Caplet 3 (\(T_3 = 3\), \(T_4 = 4\)):

\(d_1 = \frac{1}{2}(0.22)\sqrt{3} = 0.11 \times 1.7321 = 0.19053\), \(\phi(0.19053) = 0.3918\) (approximately, since \(\phi\) is nearly flat near 0)

\(P(0,4) = e^{-0.16} = 0.8521\)

\(\mathcal{V}_3 = 1{,}000{,}000 \times 1 \times 0.8521 \times 0.04 \times 1.7321 \times 0.3918 = 23{,}126\)

Total cap vega:

\[ \mathcal{V}_{\text{cap}} = \mathcal{V}_1 + \mathcal{V}_2 + \mathcal{V}_3 = 14{,}634 + 19{,}742 + 23{,}126 = 57{,}502 \]

This confirms that the cap vega is the sum of individual caplet vegas, since the cap price is the sum of caplet prices and each caplet depends on its own volatility parameter.

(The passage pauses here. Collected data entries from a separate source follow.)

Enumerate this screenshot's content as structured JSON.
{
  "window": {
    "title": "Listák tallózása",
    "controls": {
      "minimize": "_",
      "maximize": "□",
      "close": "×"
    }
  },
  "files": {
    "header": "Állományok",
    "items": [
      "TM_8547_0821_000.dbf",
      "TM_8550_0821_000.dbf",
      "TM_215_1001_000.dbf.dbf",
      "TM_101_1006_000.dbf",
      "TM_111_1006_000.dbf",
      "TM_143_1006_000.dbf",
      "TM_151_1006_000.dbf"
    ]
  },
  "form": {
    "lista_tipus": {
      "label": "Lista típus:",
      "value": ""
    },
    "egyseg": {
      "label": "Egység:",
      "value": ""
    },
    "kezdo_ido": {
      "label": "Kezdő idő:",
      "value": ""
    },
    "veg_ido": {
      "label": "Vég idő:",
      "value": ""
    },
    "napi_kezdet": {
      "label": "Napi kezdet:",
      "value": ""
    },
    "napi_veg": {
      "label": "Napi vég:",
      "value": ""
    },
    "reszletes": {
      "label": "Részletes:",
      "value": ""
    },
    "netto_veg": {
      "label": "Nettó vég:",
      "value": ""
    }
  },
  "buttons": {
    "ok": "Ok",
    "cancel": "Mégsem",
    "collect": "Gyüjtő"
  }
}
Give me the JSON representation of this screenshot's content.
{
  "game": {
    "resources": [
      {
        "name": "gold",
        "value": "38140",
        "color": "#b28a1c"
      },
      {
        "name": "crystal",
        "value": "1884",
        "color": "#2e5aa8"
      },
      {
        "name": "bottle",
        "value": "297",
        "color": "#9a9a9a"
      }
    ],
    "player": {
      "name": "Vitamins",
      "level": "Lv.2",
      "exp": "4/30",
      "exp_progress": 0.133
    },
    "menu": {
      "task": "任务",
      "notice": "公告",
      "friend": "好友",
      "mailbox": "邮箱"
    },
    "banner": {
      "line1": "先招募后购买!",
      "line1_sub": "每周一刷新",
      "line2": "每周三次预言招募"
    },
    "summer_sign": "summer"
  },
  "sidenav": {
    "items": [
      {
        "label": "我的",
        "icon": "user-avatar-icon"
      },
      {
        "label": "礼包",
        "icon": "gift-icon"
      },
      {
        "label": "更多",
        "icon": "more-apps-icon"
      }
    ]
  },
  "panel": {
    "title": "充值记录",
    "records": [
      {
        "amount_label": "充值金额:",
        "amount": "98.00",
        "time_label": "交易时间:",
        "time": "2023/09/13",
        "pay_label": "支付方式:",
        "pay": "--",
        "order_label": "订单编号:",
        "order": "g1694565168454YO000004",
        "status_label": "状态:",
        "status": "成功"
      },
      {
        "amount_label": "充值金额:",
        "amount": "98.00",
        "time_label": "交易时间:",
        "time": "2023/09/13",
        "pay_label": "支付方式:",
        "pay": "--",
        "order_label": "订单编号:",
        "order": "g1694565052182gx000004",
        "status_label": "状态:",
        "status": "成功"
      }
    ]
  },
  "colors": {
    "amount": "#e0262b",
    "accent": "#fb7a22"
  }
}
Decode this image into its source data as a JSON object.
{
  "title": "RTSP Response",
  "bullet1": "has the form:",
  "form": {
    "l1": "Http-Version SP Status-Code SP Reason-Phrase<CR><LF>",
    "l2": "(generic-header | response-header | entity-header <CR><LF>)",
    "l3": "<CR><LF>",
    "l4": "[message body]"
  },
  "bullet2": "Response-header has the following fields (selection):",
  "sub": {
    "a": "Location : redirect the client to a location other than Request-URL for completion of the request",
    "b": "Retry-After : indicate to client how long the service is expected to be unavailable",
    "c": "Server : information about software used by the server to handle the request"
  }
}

Which caplet contributes the most vega? Caplet 3 (the longest-dated) contributes the most vega. This is because the vega of an ATM option is proportional to \(\sqrt{T}\) (via the \(F\sqrt{T}\phi(d_1)\) factor). Longer-dated caplets have more time for volatility to affect the outcome, so they are more sensitive to changes in volatility. The discount factor \(P(0,T_{i+1})\) partially offsets this (later caplets are discounted more), but the \(\sqrt{T}\) effect dominates.